7 HARQ protocol

25.3083GPPHigh Speed Downlink Packet Access (HSDPA)Overall descriptionRelease 17Stage 2TS

Tools: ARFCN - Frequency Conversion for 5G NR/LTE/UMTS/GSM

The HARQ protocol is based on an asynchronous downlink and synchronous uplink scheme. The ARQ combining scheme is based on Incremental redundancy. Chase Combining is considered to be a particular case of Incremental Redundancy. The UE soft memory capability shall be defined according to the needs for Chase combining. The soft memory is partitioned across the HARQ processes in a semi-static fashion through upper layer signalling. The UTRAN should take into account the UE soft memory capability when configuring the different transport formats (including possibly multiple redundancy versions for the same effective code rate) and when selecting transport formats for transmission and retransmission.

If blind HARQ retransmissions for HSDPA are configured by upper layers, when the UE receives a MAC PDU within 5 sub-frames from the reception of the previous MAC PDU intended for the same HARQ process, the UE combines the received data with the data in the soft buffer and generates a feedback for this HARQ process.

7.1 Signalling

7.1.1 Uplink

In the uplink, a report is used indicating either ACK (positive acknowledgement) or NACK (negative acknowledgement).

7.1.2 Downlink

7.1.2.1 Shared control channel signalling

The following HARQ protocol parameters are carried on the HS-SCCH:

– HARQ process identifier:

– Every HARQ process is assigned an identifier, which is used to couple the processes in the transmitter and the receiver. For dual stream, three stream and four stream transmissions a pair of HARQ process identifiers is indicated by the HS-SCCH.

– New data indicator:

– It is used to distinguish between data blocks. It is specific to the HARQ process. It is incremented for each new data block. For MIMO mode and MIMO mode with four transmit antennas, the new data indicator is implied by the redundancy version indicator carried on the HS-SCCH.

7.1.2.2 In-band signalling on HS-DSCH

The following parameters are signalled in-band in the MAC-hs header to support in-sequence delivery and priority handling at the UE. These parameters are protected by the same CRC as the Data block. For MAC-hs the parameters are:

– Re-ordering Queue Identity:

– It is used to identify the re-ordering buffer destination of a MAC-hs PDU.

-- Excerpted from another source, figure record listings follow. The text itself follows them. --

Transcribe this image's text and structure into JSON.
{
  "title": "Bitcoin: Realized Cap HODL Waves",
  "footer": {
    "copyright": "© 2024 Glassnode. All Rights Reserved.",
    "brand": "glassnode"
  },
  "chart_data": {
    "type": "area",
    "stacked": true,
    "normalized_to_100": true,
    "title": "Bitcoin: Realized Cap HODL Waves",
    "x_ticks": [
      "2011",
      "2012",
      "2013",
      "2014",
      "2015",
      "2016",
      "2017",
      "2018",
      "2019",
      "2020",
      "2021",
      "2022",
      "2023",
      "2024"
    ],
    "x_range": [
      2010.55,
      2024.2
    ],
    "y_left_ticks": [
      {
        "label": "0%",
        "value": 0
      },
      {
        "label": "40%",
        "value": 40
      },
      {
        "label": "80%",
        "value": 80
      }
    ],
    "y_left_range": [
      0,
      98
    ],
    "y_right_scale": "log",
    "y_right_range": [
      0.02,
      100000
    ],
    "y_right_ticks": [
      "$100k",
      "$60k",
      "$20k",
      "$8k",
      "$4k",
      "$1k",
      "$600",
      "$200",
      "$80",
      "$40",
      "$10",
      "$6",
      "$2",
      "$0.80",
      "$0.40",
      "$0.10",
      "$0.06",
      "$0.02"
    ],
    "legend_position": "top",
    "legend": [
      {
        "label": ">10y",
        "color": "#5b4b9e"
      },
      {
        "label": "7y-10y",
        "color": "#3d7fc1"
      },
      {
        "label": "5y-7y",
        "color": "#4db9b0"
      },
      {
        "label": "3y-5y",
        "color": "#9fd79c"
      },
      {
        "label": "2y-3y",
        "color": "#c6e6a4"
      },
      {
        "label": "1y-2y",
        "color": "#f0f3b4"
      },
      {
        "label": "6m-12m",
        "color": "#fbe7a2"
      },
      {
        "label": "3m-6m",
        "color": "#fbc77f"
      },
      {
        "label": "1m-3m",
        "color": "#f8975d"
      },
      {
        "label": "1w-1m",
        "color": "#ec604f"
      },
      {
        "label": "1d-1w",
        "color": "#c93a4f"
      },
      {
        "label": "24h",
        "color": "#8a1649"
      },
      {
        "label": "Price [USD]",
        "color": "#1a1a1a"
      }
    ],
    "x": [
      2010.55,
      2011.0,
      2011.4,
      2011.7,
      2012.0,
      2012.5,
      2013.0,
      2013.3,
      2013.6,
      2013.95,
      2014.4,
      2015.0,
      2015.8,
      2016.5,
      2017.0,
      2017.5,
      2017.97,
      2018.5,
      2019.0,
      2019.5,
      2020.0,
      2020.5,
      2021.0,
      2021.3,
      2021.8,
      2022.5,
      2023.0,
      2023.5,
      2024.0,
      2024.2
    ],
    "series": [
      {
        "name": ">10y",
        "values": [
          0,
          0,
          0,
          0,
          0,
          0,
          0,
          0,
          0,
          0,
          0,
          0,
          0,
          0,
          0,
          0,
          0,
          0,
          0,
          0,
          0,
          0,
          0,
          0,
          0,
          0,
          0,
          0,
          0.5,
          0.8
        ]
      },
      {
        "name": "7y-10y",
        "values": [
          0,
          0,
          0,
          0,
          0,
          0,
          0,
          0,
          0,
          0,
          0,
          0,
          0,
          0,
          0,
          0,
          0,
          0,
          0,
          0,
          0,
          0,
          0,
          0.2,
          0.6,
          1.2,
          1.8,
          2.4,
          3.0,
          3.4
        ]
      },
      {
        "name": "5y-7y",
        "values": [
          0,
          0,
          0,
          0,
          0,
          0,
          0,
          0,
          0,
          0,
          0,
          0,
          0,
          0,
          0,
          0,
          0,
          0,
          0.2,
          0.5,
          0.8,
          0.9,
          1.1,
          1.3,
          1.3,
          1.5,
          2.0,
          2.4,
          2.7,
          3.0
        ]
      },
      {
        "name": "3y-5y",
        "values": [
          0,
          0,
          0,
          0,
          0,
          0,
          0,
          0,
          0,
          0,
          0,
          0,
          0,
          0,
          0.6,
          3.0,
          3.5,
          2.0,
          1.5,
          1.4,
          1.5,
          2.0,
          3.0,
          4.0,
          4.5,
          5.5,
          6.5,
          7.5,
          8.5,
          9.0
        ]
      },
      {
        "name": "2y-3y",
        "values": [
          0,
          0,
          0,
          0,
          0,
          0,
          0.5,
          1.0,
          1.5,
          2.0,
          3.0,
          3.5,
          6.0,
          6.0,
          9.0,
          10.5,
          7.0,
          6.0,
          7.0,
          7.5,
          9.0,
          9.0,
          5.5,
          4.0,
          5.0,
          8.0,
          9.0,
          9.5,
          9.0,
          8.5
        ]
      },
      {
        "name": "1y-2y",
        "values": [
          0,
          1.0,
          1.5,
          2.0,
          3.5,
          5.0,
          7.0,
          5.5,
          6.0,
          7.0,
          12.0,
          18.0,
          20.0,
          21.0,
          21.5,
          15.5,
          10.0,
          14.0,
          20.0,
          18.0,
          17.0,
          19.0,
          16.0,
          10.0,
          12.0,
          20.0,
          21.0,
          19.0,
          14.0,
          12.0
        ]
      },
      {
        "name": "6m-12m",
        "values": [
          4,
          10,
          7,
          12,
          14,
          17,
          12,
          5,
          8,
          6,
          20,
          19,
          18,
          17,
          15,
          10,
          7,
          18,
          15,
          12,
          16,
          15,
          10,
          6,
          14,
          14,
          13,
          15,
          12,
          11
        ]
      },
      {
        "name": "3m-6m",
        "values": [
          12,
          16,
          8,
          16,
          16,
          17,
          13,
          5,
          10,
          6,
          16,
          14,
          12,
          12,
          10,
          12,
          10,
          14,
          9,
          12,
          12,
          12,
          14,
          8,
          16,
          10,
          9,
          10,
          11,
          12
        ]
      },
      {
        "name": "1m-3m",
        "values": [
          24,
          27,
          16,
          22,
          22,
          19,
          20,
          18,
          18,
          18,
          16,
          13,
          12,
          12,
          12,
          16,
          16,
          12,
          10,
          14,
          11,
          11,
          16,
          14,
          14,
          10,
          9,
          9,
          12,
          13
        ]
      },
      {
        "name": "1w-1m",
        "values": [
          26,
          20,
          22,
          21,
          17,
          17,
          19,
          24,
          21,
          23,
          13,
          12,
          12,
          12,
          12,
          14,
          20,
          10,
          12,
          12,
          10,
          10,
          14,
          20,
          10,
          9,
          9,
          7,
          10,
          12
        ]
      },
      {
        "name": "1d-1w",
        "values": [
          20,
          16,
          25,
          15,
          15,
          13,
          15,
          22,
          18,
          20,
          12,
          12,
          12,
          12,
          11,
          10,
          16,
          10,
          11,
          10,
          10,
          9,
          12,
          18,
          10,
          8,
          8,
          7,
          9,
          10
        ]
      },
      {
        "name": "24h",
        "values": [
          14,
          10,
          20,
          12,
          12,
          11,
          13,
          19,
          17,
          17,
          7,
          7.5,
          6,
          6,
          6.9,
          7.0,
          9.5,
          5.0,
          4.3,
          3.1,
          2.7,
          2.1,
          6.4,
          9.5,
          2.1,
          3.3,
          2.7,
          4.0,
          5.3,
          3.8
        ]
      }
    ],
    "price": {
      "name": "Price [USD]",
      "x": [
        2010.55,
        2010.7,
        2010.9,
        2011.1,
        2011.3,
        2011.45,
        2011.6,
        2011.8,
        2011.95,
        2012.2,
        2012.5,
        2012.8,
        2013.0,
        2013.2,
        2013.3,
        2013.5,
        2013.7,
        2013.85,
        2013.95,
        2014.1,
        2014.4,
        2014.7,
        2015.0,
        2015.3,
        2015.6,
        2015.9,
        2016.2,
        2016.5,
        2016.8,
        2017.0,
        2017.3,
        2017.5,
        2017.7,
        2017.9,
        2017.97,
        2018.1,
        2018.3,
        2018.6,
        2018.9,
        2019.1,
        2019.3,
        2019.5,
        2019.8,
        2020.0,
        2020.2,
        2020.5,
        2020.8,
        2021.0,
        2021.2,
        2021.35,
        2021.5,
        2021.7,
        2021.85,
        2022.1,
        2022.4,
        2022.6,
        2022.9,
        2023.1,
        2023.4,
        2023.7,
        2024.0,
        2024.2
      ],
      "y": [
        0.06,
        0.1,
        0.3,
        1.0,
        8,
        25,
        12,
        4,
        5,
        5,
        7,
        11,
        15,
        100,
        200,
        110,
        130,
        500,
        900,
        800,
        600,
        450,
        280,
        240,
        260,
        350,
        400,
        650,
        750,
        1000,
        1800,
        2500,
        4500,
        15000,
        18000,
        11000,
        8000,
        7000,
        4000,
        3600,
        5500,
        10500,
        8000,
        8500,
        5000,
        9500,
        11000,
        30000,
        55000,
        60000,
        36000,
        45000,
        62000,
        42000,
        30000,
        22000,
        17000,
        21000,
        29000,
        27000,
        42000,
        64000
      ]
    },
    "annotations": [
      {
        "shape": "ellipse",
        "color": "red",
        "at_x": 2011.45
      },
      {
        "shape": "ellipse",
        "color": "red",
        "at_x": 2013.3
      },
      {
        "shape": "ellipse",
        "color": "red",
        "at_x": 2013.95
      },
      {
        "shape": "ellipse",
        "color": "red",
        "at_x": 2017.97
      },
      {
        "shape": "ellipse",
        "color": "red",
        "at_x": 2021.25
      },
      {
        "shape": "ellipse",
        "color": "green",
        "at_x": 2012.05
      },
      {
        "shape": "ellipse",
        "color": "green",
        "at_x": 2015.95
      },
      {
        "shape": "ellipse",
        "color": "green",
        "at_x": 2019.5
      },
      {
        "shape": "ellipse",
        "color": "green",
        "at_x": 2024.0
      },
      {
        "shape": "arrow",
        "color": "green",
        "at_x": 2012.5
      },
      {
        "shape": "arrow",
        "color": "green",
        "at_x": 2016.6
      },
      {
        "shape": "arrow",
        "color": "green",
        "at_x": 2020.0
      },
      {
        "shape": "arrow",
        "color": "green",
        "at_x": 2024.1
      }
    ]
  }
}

– Transmission sequence number:

– It is incremented for each new data block destined to a re-ordering buffer. It is used for reordering to support in-sequence delivery.

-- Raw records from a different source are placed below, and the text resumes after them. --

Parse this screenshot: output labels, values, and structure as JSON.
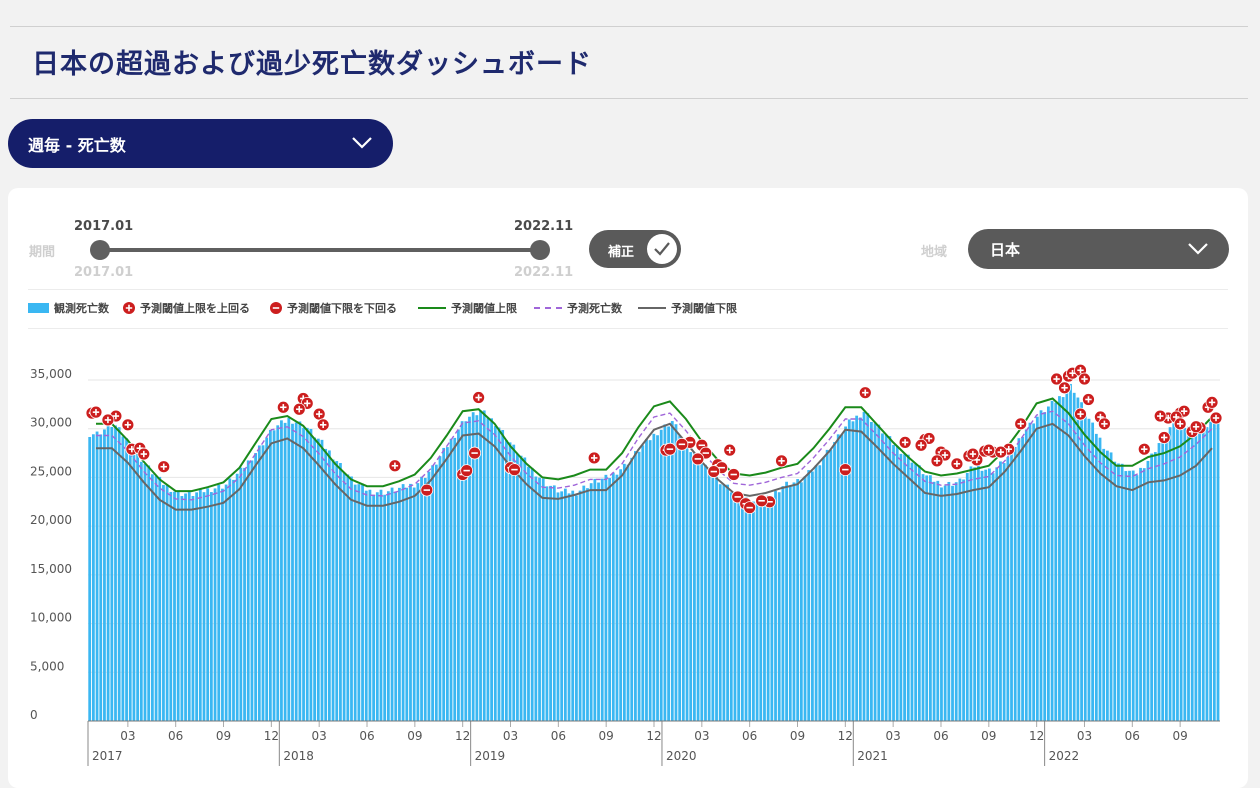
{
  "title": "日本の超過および過少死亡数ダッシュボード",
  "metric_dropdown": {
    "label": "週毎 - 死亡数"
  },
  "period": {
    "label": "期間",
    "start": "2017.01",
    "end": "2022.11",
    "start_sub": "2017.01",
    "end_sub": "2022.11"
  },
  "adjust_toggle": {
    "label": "補正",
    "checked": true
  },
  "region": {
    "label": "地域",
    "value": "日本"
  },
  "legend": {
    "observed": "観測死亡数",
    "above": "予測閾値上限を上回る",
    "below": "予測閾値下限を下回る",
    "upper": "予測閾値上限",
    "expected": "予測死亡数",
    "lower": "予測閾値下限"
  },
  "colors": {
    "bar": "#3ab7f2",
    "upper": "#1a8a1a",
    "expected": "#a066d9",
    "lower": "#666666",
    "marker": "#cc1e1e",
    "accent": "#151e6a"
  },
  "chart_data": {
    "type": "bar",
    "start_date": "2017-01",
    "end_date": "2022-11",
    "ylim": [
      0,
      36000
    ],
    "y_ticks": [
      "0",
      "5,000",
      "10,000",
      "15,000",
      "20,000",
      "25,000",
      "30,000",
      "35,000"
    ],
    "x_month_ticks": [
      "03",
      "06",
      "09",
      "12"
    ],
    "x_year_labels": [
      "2017",
      "2018",
      "2019",
      "2020",
      "2021",
      "2022"
    ],
    "grid": true,
    "legend_position": "top-left",
    "series": [
      {
        "name": "観測死亡数",
        "kind": "bar",
        "monthly_values": [
          29500,
          30500,
          28500,
          26300,
          24500,
          23400,
          23300,
          23800,
          24200,
          25700,
          27800,
          30000,
          31000,
          30300,
          28600,
          26700,
          24600,
          23600,
          23500,
          23900,
          24400,
          26000,
          28500,
          31000,
          31800,
          30500,
          28200,
          26200,
          24500,
          23500,
          23500,
          24500,
          25000,
          26200,
          28000,
          29600,
          30800,
          28000,
          26200,
          24500,
          23200,
          22500,
          22800,
          24300,
          24600,
          26100,
          28300,
          30500,
          31800,
          30000,
          28200,
          26800,
          25000,
          24200,
          24600,
          26300,
          25600,
          27000,
          29700,
          31500,
          32800,
          34500,
          31200,
          28300,
          26300,
          25200,
          27200,
          30000,
          30500,
          29800,
          31000
        ]
      },
      {
        "name": "予測閾値上限",
        "kind": "line",
        "monthly_values": [
          30500,
          30500,
          28800,
          26600,
          24800,
          23600,
          23600,
          24000,
          24500,
          26000,
          28500,
          31000,
          31300,
          30300,
          28400,
          26400,
          24800,
          24100,
          24100,
          24600,
          25300,
          27000,
          29300,
          31800,
          32000,
          30500,
          28200,
          26400,
          25000,
          24800,
          25200,
          25800,
          25800,
          27500,
          30100,
          32300,
          32800,
          31000,
          28700,
          26800,
          25400,
          25200,
          25500,
          26000,
          26400,
          28000,
          30000,
          32200,
          32200,
          30400,
          28600,
          27000,
          25600,
          25200,
          25400,
          25800,
          26200,
          27800,
          30000,
          32600,
          33100,
          31600,
          29400,
          27600,
          26200,
          26200,
          27100,
          27500,
          28200,
          29500,
          31200
        ]
      },
      {
        "name": "予測死亡数",
        "kind": "line",
        "monthly_values": [
          29300,
          29300,
          27700,
          25600,
          23900,
          22800,
          22700,
          23100,
          23600,
          25000,
          27400,
          29900,
          30200,
          29200,
          27400,
          25400,
          23800,
          23200,
          23100,
          23600,
          24300,
          25900,
          28200,
          30600,
          30800,
          29400,
          27200,
          25400,
          24000,
          23900,
          24200,
          24800,
          24800,
          26400,
          29000,
          31200,
          31600,
          29800,
          27700,
          25800,
          24400,
          24200,
          24500,
          25000,
          25400,
          27000,
          28900,
          31000,
          31000,
          29300,
          27500,
          26000,
          24600,
          24200,
          24300,
          24800,
          25100,
          26700,
          28900,
          31400,
          31800,
          30500,
          28300,
          26500,
          25200,
          25100,
          25900,
          26400,
          27100,
          28400,
          30000
        ]
      },
      {
        "name": "予測閾値下限",
        "kind": "line",
        "monthly_values": [
          28000,
          28000,
          26500,
          24500,
          22700,
          21700,
          21700,
          22000,
          22400,
          23800,
          26200,
          28500,
          29000,
          28000,
          26200,
          24300,
          22700,
          22100,
          22100,
          22500,
          23100,
          24700,
          26900,
          29300,
          29500,
          28200,
          26100,
          24300,
          22900,
          22800,
          23200,
          23700,
          23700,
          25200,
          27800,
          29900,
          30500,
          28600,
          26600,
          24800,
          23400,
          23100,
          23400,
          23900,
          24300,
          25900,
          27700,
          29900,
          29700,
          28100,
          26400,
          24900,
          23400,
          23100,
          23300,
          23700,
          24000,
          25600,
          27700,
          30000,
          30500,
          29300,
          27200,
          25400,
          24100,
          23700,
          24500,
          24700,
          25200,
          26200,
          28000
        ]
      }
    ],
    "markers_above": [
      {
        "date": "2017-01",
        "value": 31600
      },
      {
        "date": "2017-01",
        "value": 31700
      },
      {
        "date": "2017-02",
        "value": 31300
      },
      {
        "date": "2017-02",
        "value": 30900
      },
      {
        "date": "2017-03",
        "value": 30400
      },
      {
        "date": "2017-03",
        "value": 27900
      },
      {
        "date": "2017-04",
        "value": 28000
      },
      {
        "date": "2017-04",
        "value": 27400
      },
      {
        "date": "2017-05",
        "value": 26100
      },
      {
        "date": "2018-01",
        "value": 32200
      },
      {
        "date": "2018-02",
        "value": 33100
      },
      {
        "date": "2018-02",
        "value": 32600
      },
      {
        "date": "2018-02",
        "value": 32000
      },
      {
        "date": "2018-03",
        "value": 31500
      },
      {
        "date": "2018-03",
        "value": 30400
      },
      {
        "date": "2018-08",
        "value": 26200
      },
      {
        "date": "2019-01",
        "value": 33200
      },
      {
        "date": "2019-08",
        "value": 27000
      },
      {
        "date": "2020-05",
        "value": 27800
      },
      {
        "date": "2020-08",
        "value": 26700
      },
      {
        "date": "2021-01",
        "value": 33700
      },
      {
        "date": "2021-04",
        "value": 28600
      },
      {
        "date": "2021-05",
        "value": 28900
      },
      {
        "date": "2021-05",
        "value": 29000
      },
      {
        "date": "2021-05",
        "value": 28300
      },
      {
        "date": "2021-06",
        "value": 27600
      },
      {
        "date": "2021-06",
        "value": 27300
      },
      {
        "date": "2021-06",
        "value": 26700
      },
      {
        "date": "2021-07",
        "value": 26400
      },
      {
        "date": "2021-08",
        "value": 26800
      },
      {
        "date": "2021-08",
        "value": 27200
      },
      {
        "date": "2021-08",
        "value": 27400
      },
      {
        "date": "2021-09",
        "value": 27600
      },
      {
        "date": "2021-09",
        "value": 27700
      },
      {
        "date": "2021-09",
        "value": 27800
      },
      {
        "date": "2021-10",
        "value": 27900
      },
      {
        "date": "2021-10",
        "value": 27600
      },
      {
        "date": "2021-11",
        "value": 30500
      },
      {
        "date": "2022-01",
        "value": 35100
      },
      {
        "date": "2022-02",
        "value": 34200
      },
      {
        "date": "2022-02",
        "value": 35400
      },
      {
        "date": "2022-02",
        "value": 35700
      },
      {
        "date": "2022-03",
        "value": 36000
      },
      {
        "date": "2022-03",
        "value": 35100
      },
      {
        "date": "2022-03",
        "value": 33000
      },
      {
        "date": "2022-03",
        "value": 31500
      },
      {
        "date": "2022-04",
        "value": 31200
      },
      {
        "date": "2022-04",
        "value": 30500
      },
      {
        "date": "2022-07",
        "value": 27900
      },
      {
        "date": "2022-08",
        "value": 29100
      },
      {
        "date": "2022-08",
        "value": 31100
      },
      {
        "date": "2022-08",
        "value": 31300
      },
      {
        "date": "2022-09",
        "value": 31600
      },
      {
        "date": "2022-09",
        "value": 31800
      },
      {
        "date": "2022-09",
        "value": 31200
      },
      {
        "date": "2022-09",
        "value": 30500
      },
      {
        "date": "2022-10",
        "value": 30100
      },
      {
        "date": "2022-10",
        "value": 29700
      },
      {
        "date": "2022-10",
        "value": 30200
      },
      {
        "date": "2022-11",
        "value": 31100
      },
      {
        "date": "2022-11",
        "value": 32200
      },
      {
        "date": "2022-11",
        "value": 32700
      }
    ],
    "markers_below": [
      {
        "date": "2018-10",
        "value": 23700
      },
      {
        "date": "2018-12",
        "value": 25300
      },
      {
        "date": "2018-12",
        "value": 25700
      },
      {
        "date": "2019-01",
        "value": 27500
      },
      {
        "date": "2019-03",
        "value": 26000
      },
      {
        "date": "2019-03",
        "value": 25800
      },
      {
        "date": "2020-01",
        "value": 27800
      },
      {
        "date": "2020-01",
        "value": 27900
      },
      {
        "date": "2020-02",
        "value": 28600
      },
      {
        "date": "2020-02",
        "value": 28400
      },
      {
        "date": "2020-03",
        "value": 28300
      },
      {
        "date": "2020-03",
        "value": 27500
      },
      {
        "date": "2020-03",
        "value": 26900
      },
      {
        "date": "2020-04",
        "value": 26300
      },
      {
        "date": "2020-04",
        "value": 26000
      },
      {
        "date": "2020-04",
        "value": 25600
      },
      {
        "date": "2020-05",
        "value": 25300
      },
      {
        "date": "2020-05",
        "value": 23000
      },
      {
        "date": "2020-06",
        "value": 22300
      },
      {
        "date": "2020-06",
        "value": 21900
      },
      {
        "date": "2020-07",
        "value": 22500
      },
      {
        "date": "2020-07",
        "value": 22600
      },
      {
        "date": "2020-12",
        "value": 25800
      }
    ]
  }
}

For MAC-ehs, the parameters are:

– Logical Channel Identity:

– It is used to identify the logical channel and the re-ordering buffer destination of a MAC-ehs SDUs or segments of MAC-ehs SDUs.

– Transmission sequence number:

– It is used for reordering to support in-sequence delivery.

– Length of the MAC-ehs SDU or the segment of the MAC-ehs SDU included in the MAC-ehs PDU.

Additionally the following parameter is signalled in-band in the MAC-ehs header to support MAC-ehs SDU segmentation in Node B and reassembly at the UE.

– Segmentation indication.

7.2 Void

7.3 Void

7.4 Error handling

The most frequent error cases to be handled are the following:

– NACK is detected as an ACK. The NW starts afresh with new data in the HARQ process. The data block is discarded in the NW and lost. Retransmission is left up to higher layers.

– ACK is detected as a NACK: If the network retransmits the data block, the UE will re-send an ACK to the network. If in this case the transmitter at the network sends an abort indicator by incrementing the New Packet Indicator, the receiver at the UE will continue to process the data block as in the normal case.

– If a CRC error on the HS-SCCH is detected, UE receives no data and sends no status report. If the absence of the status report is detected, NW can retransmit the block.